I was talking with a good friend this morning. He was feeling fatigued talking with hateful people. Alas, I don’t think I was appropriately empathetic for I have experienced the same fatigue and frustration. Instead I challenged Him to take a different perspective. While I was too quick to offer a “solution”, I know there is a deep truth which transforms our day to day experience.
We were made in the image of God. Then we walked away from Him, breaking His heart, our character, and the world we live in. The thing is, in the brokenness is much of the original beauty.
Just as when a cracked mirror lets you see a reflection, so flawed people still reflect the glory of God. My dear friend Lynne Fox is fond of pointing out that there is nothing uniquely evil, rather evil corrupts something that at its heart is good.
Seeing those bits of God’s image, the spark of the divine, pick your favorite phrase, in the people we interact with changes everything!! I think this is one of the secrets of effectively living into the Kingdom of God, to experience the “Camino Spirit”.
Jesus saw the flawed reflection of God in people. You can see it in his compassionate responses to people and when he called them to something better.
I believe that many of the great spiritual leaders were able to see people in this way. Mother Teresa, inspired but Matthew 25:40 wrote
We try to pray through our work by doing it with Jesus, for Jesus, to Jesus. That’s why we are able to see Him in the broken body, in the abandoned child, in the hungry man. Each one of them is Jesus in disguise.
C.S. Lewis wrote about seeing truly in his essay The Weight of Glory. Thomas Merton is reported to have had this perspective. The book Abandon to God, recounts how people felt Oswald Sanders was totally present and focused on them. I wonder if the reason he could be so focused was he was seeing God in that other person and that God was right there, in that moment.

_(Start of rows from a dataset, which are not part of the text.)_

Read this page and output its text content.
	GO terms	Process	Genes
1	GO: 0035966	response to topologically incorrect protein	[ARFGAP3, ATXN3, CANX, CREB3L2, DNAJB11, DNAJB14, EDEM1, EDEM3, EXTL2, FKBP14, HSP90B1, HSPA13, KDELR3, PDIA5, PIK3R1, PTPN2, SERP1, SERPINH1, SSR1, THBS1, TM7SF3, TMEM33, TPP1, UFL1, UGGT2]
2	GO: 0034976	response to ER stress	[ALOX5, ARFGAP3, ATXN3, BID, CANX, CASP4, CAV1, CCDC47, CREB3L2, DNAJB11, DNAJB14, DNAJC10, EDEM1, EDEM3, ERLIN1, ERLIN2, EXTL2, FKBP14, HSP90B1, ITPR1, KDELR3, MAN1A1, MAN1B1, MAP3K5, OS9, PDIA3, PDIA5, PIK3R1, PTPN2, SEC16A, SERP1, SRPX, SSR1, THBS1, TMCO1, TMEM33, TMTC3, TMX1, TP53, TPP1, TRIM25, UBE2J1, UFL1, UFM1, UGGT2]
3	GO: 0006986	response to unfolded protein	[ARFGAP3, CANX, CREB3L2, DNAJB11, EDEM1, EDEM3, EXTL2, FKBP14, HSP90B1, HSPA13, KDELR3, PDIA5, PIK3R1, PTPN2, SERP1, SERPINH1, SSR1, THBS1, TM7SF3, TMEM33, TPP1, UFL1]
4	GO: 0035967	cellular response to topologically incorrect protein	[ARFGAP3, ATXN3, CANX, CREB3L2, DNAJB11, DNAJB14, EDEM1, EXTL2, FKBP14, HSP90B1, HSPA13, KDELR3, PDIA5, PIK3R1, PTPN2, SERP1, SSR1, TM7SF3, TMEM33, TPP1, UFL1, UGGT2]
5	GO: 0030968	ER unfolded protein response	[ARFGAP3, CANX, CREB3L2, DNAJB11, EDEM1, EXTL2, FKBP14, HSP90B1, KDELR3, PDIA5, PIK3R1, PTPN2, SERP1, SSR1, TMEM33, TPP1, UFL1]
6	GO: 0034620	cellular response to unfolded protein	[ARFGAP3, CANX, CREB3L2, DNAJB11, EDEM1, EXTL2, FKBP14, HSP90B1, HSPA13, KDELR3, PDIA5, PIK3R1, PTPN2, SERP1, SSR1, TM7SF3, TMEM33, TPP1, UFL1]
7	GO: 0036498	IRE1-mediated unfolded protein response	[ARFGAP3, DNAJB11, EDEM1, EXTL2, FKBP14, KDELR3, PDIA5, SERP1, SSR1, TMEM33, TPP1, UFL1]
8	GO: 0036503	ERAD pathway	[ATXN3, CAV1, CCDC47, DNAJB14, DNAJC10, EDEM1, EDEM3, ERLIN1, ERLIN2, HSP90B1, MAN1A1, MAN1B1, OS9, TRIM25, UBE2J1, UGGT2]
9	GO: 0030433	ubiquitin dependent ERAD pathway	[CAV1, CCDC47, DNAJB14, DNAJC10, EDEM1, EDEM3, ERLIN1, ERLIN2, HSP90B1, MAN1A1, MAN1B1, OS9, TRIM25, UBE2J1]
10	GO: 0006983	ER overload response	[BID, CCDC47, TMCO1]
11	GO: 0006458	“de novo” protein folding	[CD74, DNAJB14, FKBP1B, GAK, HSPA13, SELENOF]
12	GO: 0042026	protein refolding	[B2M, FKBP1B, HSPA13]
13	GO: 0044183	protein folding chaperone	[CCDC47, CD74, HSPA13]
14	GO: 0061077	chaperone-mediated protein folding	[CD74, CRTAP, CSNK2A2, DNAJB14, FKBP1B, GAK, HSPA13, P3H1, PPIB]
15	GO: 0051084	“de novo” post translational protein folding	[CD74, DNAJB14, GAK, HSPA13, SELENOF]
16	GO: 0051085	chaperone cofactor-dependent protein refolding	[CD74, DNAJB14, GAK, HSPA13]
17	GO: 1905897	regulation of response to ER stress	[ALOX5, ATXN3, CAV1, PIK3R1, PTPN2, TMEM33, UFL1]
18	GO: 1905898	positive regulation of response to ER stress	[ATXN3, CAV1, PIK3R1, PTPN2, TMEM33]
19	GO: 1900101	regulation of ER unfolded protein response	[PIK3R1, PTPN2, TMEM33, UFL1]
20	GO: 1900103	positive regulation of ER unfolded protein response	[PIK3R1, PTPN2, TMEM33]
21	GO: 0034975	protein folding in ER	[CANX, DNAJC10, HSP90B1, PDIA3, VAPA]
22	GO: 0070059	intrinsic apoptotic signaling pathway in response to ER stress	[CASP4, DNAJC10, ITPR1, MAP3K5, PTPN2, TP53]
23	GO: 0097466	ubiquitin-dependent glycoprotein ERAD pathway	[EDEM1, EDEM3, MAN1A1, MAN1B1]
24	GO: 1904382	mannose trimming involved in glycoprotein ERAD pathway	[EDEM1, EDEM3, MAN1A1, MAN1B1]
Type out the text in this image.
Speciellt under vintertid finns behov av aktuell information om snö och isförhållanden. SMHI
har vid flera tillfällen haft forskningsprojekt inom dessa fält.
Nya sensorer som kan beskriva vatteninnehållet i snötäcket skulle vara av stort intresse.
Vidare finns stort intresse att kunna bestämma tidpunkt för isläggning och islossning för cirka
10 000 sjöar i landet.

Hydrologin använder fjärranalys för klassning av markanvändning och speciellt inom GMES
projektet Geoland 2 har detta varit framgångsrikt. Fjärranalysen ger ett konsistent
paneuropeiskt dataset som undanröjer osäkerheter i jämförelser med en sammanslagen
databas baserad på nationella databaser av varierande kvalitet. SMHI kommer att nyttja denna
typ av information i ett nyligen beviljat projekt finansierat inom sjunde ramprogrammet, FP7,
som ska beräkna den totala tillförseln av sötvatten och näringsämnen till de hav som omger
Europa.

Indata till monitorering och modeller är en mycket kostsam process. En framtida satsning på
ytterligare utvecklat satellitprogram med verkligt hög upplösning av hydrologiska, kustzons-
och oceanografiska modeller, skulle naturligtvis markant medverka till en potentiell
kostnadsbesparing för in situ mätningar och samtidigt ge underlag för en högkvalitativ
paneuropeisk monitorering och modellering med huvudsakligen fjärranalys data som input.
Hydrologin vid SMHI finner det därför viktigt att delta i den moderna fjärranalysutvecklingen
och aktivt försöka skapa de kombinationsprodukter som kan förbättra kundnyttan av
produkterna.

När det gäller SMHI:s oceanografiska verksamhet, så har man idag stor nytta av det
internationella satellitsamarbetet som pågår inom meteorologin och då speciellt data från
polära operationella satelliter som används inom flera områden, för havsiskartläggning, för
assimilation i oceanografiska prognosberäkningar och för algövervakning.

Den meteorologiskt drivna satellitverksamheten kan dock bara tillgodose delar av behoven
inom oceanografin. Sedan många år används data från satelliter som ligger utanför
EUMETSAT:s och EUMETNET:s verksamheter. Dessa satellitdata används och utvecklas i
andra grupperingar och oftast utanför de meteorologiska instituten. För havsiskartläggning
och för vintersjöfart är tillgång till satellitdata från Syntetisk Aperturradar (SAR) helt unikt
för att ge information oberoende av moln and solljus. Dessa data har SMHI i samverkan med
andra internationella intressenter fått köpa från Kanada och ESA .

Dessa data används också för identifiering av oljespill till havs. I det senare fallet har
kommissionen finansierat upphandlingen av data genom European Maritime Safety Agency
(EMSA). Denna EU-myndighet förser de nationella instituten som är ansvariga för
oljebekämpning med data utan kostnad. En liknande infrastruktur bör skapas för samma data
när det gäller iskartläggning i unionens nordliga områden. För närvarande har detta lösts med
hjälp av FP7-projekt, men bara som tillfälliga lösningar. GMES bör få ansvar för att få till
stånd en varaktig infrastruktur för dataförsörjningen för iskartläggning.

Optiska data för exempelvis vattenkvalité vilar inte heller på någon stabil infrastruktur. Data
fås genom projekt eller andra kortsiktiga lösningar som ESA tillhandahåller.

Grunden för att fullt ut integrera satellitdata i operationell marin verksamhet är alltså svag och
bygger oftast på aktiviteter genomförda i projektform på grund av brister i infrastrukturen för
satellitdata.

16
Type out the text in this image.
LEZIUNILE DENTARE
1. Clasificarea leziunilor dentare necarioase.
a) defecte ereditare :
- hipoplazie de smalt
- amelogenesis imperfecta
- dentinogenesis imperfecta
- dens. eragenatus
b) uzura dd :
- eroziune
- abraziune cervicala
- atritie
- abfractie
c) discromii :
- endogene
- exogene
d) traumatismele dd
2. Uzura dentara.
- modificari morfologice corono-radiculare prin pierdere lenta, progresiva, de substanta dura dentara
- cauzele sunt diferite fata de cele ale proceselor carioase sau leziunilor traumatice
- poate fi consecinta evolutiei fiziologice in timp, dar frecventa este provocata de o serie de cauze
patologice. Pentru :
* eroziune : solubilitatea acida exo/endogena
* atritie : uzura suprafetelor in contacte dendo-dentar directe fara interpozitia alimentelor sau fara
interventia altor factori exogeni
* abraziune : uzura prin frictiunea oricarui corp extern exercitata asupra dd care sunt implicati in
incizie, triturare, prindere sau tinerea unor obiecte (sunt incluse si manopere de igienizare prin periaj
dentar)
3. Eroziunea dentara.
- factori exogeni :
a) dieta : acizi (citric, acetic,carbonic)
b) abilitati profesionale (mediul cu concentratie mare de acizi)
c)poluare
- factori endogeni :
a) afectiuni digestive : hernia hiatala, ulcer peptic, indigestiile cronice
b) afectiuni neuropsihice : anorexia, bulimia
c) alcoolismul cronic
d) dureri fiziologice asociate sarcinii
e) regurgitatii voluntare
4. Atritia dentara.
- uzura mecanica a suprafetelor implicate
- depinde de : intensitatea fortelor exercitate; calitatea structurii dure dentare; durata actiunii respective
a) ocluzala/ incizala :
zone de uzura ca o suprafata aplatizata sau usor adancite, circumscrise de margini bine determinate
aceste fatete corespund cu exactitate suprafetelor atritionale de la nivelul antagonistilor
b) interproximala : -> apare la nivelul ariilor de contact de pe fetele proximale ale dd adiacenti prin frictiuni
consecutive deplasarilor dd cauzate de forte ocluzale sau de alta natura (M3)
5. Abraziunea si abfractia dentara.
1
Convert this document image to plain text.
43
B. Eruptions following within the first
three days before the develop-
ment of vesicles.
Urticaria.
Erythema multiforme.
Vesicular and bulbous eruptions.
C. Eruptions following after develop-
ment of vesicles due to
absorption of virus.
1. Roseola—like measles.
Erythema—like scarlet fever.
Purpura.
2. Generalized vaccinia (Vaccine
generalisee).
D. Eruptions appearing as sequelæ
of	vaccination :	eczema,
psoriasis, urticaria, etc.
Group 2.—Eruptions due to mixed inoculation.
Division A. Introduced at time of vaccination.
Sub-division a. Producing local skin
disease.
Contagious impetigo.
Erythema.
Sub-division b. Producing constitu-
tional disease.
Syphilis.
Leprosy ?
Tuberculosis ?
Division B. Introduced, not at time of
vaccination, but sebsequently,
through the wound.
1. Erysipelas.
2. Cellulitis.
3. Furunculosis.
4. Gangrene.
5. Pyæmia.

I have found that when I go looking for God’s image in people, I am able to find it, and my time with the other person is significantly better. If I am not intentionally looking for the good it’s all too easy to notice the things which irritate me, to see flaws, and to find ways to be disappointed.
I am sure I am just scratching the surface with this post. I am going to come back sometime later and try to flesh this out more… but even if it’s incomplete, this too important to delay a post.